そこからの報告を耳にしながらも、決して視線はその人から外さなかった。



全てが美しく見えた。



無表情ながらに、仕事をする時はあそこまで美しく一瞬にして命を刈り取る。



それを想像するだけで胸が高なった。



「呉都、今日から教育係についてもらう。
良い殺し屋になるぞ、こいつは。」



「はい。分かりました。……ついてこい。」



促されるままに部屋を出た。



何も喋らず、廊下を歩く私たち。










「俺はお前に忘れろと言った。
なのに、なぜこんなところまで来た……ッ。」



そんなもの、答えは一つしかない。



「貴方に魅了されたからです。
貴方が生み出す赤は、どんな色よりも美しい。
私は、それをもう一度見たいと思った。
そして、自分でその赤を作り出せるようになりたいと思った。
ただそれだけです。」



それを聞いて、あの人がどう思ったのかは知らない。



あの人がなぜ表情を歪ませたのかも、その時は分からなかった。



「……そうか。お前、名前は?」



「星嶺 蘭丸です。高校は行ってません。」



「俺は志浪 呉都だ。
まぁ、これからよろしくな。
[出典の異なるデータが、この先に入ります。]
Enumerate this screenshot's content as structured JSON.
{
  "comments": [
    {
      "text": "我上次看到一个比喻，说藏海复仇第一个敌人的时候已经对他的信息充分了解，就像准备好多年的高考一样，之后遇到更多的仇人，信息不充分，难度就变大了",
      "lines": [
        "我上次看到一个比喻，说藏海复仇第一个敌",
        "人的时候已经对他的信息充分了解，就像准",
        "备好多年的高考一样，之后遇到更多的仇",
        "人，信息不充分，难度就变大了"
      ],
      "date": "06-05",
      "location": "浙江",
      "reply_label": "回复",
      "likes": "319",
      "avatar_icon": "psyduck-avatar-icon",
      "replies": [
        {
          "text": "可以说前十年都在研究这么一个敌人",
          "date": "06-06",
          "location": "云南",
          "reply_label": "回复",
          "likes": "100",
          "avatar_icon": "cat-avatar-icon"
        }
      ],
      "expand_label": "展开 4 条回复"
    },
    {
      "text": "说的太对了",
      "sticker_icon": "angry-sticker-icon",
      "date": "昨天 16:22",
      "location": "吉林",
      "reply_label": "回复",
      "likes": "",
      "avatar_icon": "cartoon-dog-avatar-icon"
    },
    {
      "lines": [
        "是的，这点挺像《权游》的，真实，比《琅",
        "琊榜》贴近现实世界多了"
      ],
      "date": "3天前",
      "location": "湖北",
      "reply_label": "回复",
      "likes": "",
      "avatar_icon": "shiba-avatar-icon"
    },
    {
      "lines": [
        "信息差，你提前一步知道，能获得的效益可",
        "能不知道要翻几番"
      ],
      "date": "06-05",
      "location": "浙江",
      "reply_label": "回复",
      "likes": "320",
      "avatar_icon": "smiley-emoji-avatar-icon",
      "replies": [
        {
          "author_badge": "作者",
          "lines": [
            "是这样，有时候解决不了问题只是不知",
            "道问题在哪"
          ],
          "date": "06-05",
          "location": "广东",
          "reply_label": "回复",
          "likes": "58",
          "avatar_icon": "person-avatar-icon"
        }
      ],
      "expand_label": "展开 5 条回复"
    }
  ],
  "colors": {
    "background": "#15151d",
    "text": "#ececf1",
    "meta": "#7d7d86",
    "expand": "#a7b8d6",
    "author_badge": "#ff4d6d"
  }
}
」



そうして交わした握手。



私は、その瞬間に生まれ変わった。



今までの自分から、殺し屋の自分へと。



何も無かった頃とは違う。



ただただ……美しい赤を求め続けた。



私が憧れたその人は、この世界で最強と言われるほどの殺し屋だった。










それから何度も一緒に仕事をした。



一緒にその手をあの美しい赤に染めてきた。



嬉しかった。



快感だった。



自分のいるべき世界はここだったのだと、すぐに理解した。



だが、それは日に日に綻びていった。



呉都さんは、人を殺すたび辛く苦しい表情を見せた。



私にはそれが不思議でならなかった。



あんなに綺麗な赤を作り出せるのに、なぜそんなに苦しそうなのか。










そんなある日、呉都さんは私に話してくれた。



「俺には、一番大切なヤツがいる。
アイツを護るためにも、この狂った世界を変えてぇんだ。」



そう微笑みながら言う呉都さんに、私は瞬間的に察した。



そいつが呉都さんを惑わせているのだと。



私にとって、会ったこともないその誰かは、呉都さんの赤を濁す害でしかなかった。